Seeing is believing

The idea of visual literacy is one that’s been around for quite some time. In this new era of being inundated with visual media at each and every turn, teaching skills of visual literacy suddenly become of paramount importance.

In reading Erin Riesland’s Visual Literacy in the Classroom, some things that she wrote jumped out at me:

Although the definition of literacy remains a hotly contested topic among educators and researchers, it is hard to deny that technology is driving the debate. While reading and writing will most likely remain at the heart of standard literacy education, educators should reconsider what it means to be literate in the technological age.

Additionally, she goes on to say:

Advertisers understand how to reach youngsters (and really, just about anyone) far better than educators.
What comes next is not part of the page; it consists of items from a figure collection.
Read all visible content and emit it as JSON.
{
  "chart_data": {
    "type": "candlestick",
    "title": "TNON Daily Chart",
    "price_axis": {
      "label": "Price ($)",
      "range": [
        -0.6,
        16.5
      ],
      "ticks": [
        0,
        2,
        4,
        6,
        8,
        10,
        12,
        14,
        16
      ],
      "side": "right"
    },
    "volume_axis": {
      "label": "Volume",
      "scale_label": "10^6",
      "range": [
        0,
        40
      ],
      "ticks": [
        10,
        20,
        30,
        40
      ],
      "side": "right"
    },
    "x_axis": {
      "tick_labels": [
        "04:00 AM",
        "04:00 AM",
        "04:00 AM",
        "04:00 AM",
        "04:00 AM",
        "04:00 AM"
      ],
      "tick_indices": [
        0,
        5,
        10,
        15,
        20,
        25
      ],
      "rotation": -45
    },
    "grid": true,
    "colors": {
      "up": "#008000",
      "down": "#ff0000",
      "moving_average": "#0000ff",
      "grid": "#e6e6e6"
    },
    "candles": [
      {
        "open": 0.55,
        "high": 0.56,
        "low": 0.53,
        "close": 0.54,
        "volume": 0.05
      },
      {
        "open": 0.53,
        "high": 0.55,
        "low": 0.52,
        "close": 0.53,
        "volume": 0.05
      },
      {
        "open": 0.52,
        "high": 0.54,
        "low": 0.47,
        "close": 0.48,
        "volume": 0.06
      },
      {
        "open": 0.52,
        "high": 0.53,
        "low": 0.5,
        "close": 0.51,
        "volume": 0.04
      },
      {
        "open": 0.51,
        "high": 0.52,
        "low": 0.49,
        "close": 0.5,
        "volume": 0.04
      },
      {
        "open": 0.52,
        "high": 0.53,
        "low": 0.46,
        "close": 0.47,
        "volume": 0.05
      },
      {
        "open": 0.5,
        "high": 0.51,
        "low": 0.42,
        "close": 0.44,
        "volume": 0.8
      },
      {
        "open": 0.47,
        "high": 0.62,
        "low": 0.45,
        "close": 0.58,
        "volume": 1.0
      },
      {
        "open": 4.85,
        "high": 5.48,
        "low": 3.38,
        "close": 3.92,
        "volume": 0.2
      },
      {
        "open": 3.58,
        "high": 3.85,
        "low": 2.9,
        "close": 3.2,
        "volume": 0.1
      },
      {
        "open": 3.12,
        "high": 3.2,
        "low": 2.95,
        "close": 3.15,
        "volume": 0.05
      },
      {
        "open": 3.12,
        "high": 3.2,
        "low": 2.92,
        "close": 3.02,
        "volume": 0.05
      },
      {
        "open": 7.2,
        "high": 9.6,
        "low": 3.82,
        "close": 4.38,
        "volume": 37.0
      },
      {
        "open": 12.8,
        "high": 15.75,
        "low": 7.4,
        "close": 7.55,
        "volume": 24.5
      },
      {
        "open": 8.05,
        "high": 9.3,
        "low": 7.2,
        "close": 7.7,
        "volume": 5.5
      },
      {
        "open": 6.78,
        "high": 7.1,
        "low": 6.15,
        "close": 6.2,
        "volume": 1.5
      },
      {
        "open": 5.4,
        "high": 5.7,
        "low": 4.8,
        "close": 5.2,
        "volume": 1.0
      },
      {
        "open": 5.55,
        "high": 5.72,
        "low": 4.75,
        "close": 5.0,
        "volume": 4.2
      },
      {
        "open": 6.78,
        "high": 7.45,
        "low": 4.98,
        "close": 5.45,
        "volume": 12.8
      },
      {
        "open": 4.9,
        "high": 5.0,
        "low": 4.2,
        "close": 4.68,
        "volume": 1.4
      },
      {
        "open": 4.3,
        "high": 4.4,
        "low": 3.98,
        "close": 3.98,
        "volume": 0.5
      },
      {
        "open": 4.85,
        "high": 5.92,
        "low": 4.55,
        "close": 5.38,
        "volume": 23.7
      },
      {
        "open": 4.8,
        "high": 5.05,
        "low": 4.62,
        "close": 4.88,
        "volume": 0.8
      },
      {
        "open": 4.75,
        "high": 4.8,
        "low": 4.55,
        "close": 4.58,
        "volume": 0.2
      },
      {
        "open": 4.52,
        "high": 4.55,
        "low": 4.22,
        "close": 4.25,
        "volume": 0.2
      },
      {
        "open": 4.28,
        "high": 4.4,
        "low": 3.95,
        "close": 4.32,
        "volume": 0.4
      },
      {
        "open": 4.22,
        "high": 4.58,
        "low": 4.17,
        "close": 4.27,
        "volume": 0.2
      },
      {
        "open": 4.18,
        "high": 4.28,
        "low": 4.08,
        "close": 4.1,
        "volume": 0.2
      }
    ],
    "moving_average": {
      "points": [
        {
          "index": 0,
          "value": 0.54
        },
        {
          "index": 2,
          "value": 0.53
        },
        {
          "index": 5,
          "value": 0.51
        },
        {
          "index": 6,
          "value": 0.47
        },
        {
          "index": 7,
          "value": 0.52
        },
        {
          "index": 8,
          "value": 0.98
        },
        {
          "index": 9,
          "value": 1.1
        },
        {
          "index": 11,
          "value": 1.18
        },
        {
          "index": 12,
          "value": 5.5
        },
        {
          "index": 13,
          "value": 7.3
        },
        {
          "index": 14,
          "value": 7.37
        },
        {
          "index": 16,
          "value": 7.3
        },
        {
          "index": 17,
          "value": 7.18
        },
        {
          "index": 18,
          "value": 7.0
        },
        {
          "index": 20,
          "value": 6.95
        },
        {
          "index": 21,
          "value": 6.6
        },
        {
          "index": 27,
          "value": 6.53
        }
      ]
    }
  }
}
Professional visual communicators hold the power when communicating in the modern media image-centric environment.

This is something that educators have been talking about for quite a while. What does literacy mean now, in this digital age? How do we teach our kids about literacy when we are still trying to understand what it means ourselves?

Just defining visual literacy can prove to be a daunting task. I found this site that offered up a myriad of quotes and definitions about visual literacy. This quote summed up my feelings about visual literacy fairly well:

“Each of us reacts to the picture on the basis of our own sensitivity, culture, intelligence, mood and passion. What is more, the interpretation of one and the same photograph will be different at different times. A photograph produced today will offer a different impact tomorrow. Even the place where the photograph is seen can dictate our reactions. A photograph published in a gossip weekly cannot have, a priori, the same impact as a photograph on display in a museum or of another printed in a sophisticated book. The environment where the photograph appears may determine our reading of it.” (Source:
Grazia Neri from “Ethics and Photography”)

This is an important component when looking at visual literacy. Using this explanation of visual literacy, do we teach this to our students and make sure they understand it?

Frank Baker, a well-known media educator, writes about students and media literacy:

Many of our students believe everything they see–including digitally altered images sent to them online.

These are all ideas that we need to be aware of as we take on the task of educating our students to be prepared for this new age of literacy. We also need to begin to understand how we ‘see’ visual media ourselves.